Well, I had all sorts of plans to post here more often while on magical maternity leave, but those plans seem to have manifested as three months of nothing but snuggling chubby baby cheeks (Clara now giggles sometimes when I do this and it’s the best, thing, ever) and chasing skinny manic toddlers. Oops.
And so I’ve been sitting on this recipe I’ve been meaning to share for a very, very long time. (As evidenced by a Luke in these photos who is much smaller than he is now!) This is a travesty on its own, but even more so because I can’t believe that this is the first time that rousong, that slightly unnatural but otherworldly delicious sweet-yet-savory fluff that goes by everything from pork sung to pork floss to the more questionable “meat wool,” has made an appearance here. Some of my earliest memories of breakfast are blowing on hot congee and showering it with as much pork sung as my parents would let me, trying to eat it before those umami wisps melted into the rice and lost their half-crunch, half-cloud allure. It strikes me as much odder now than it did when I was a kid that there’s such a thing as, essentially, meat cotton candy, but God bless whoever created it.
More recently I wanted to see how pork sung would play in something baked, instead of in my standard congee. It’s definitely not new to bakeries and stars in plenty of Chinese baked goods, but it’s typically showered on the kind of pillowy soft and mildly sweet milk bread buns that, while delicious, also requires lots of warming milk, watching yeast foam, letting butter soften, kneading dough, etc. etc. that life with two tiny humans has made a smidge more difficult. So, as much out of necessity as out of curiosity, I threw it into Jim Lahey’s famous no-knead bread and decided to see what would happen.
The result is subtle but grand. Since the pork sung is folded into the bread instead of layered on top, it doesn’t so much shout its presence as gently suggest it, lending the bread an undertone of soy and salt, and somehow a slight sweetness, too. If you like (say, if you’re the sort who dissolved their pork sung all the way into their congee) you can add all the pork sung into the dough at the beginning, or, if you’re like me and like the sweet soy punch of the rousong on its own, fold half of it into the dough after the first rise to lace the bread with little pockets of it. Either way, the savoriness from the rousong plays wonderfully with the Maillard crusty crackliness of the boule, and the whole thing makes a really mean garlic bread.
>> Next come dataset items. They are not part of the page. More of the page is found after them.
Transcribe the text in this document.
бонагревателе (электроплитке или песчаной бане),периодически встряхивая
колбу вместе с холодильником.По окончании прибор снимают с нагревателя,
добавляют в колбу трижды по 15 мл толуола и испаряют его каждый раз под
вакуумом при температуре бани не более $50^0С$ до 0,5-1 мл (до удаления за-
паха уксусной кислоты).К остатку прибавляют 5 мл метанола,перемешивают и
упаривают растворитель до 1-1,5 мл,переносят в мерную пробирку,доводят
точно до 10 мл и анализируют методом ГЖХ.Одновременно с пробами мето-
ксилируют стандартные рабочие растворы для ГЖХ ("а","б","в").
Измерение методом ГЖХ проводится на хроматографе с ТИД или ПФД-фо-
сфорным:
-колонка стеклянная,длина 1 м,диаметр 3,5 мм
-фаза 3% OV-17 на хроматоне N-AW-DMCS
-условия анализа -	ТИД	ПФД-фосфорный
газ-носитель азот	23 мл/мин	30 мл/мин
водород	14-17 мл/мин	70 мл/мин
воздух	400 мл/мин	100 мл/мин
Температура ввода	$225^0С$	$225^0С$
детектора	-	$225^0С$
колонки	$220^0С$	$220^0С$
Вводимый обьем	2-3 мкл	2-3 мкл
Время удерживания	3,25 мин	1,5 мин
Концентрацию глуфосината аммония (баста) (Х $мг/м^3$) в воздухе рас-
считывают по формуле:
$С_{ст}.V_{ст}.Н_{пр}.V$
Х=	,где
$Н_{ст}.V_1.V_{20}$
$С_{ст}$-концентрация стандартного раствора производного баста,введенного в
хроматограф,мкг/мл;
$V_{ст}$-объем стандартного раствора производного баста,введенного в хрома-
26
Best of all, it’s eminently doable, five minutes to mix one day, five more to shape the next, then 45 minutes in the oven, leaving plenty of time to go back to chubby babies and skinny toddlers and make the most of the four weeks of maternity leave I have left.
Hope you’re all having wonderful starts to your summer!Print
pork sung no knead bread
Based on the one and only Jim Lahey’s no knead bread recipe.
1 ½ cups warm water
1 teaspoon sugar
½ teaspoon yeast
3 cups (375 grams) bread or all-purpose flour, plus more for dusting and rolling
1 cup pork sung, lightly packed and divided (not pork fu)
1 teaspoon salt
- In a measuring cup, mix together warm water, sugar, and yeast. (This isn’t strictly necessary, but I like to do it just to get the yeast moving.)
- In a large bowl, mix together the flour, half the pork sung, and salt. Add the yeast mixture to the flour mixture and mix until combined. Cover and let sit for 12-18 hours, either at room temperature or refrigerated. I prefer the flavor with a refrigerated rise over room temperature, though I may be in the minority. (Refrigerated rises will also be a bit more forgiving if it turns out you have to wait an extra day to bake, or something like that.)
- After 12 to 18 hours, the dough should be well-doubled and have spread to a flat top in the bowl. Scrape the dough onto a well-floured surface and sprinkle the remaining 1/2 cup pork sung over it. Fold the dough over onto the pork sung and shape into a smooth ball, tucking the pork sung inside. Line the bowl with a piece of parchment and return the dough ball to the bowl, seam-side down. Dust liberally with more flour and let rise a second time for 2-4 hours, or until dough has returned to room temperature, has doubled again, and does not bounce back when pressed.
- About half an hour before the dough is ready, preheat the oven with a Dutch oven inside to 450 degrees. When the oven and the dough are ready, use the parchment to lift the dough out of the bowl and place it into the Dutch oven. Cover with the Dutch oven lid and bake for 30 minutes. After 30 minutes, remove the lid and let the bread bake for another 20 minutes, or until richly brown on top.
- Let cool completely, slice, and enjoy! We love it with a smear of butter and a dusting of furikake. The next day, it makes superlative garlic bread.
I found that pork fu did not work as well in this application. Its flavor, since it’s less seasoned, came through less distinctively. I would skip it here.
Folding half the pork sung into the dough after its first rise will make for more distinct pockets of pork sung in the final loaf. Feel free to add it all into the dough in the first step instead–the flavor will just be a bit more subtle.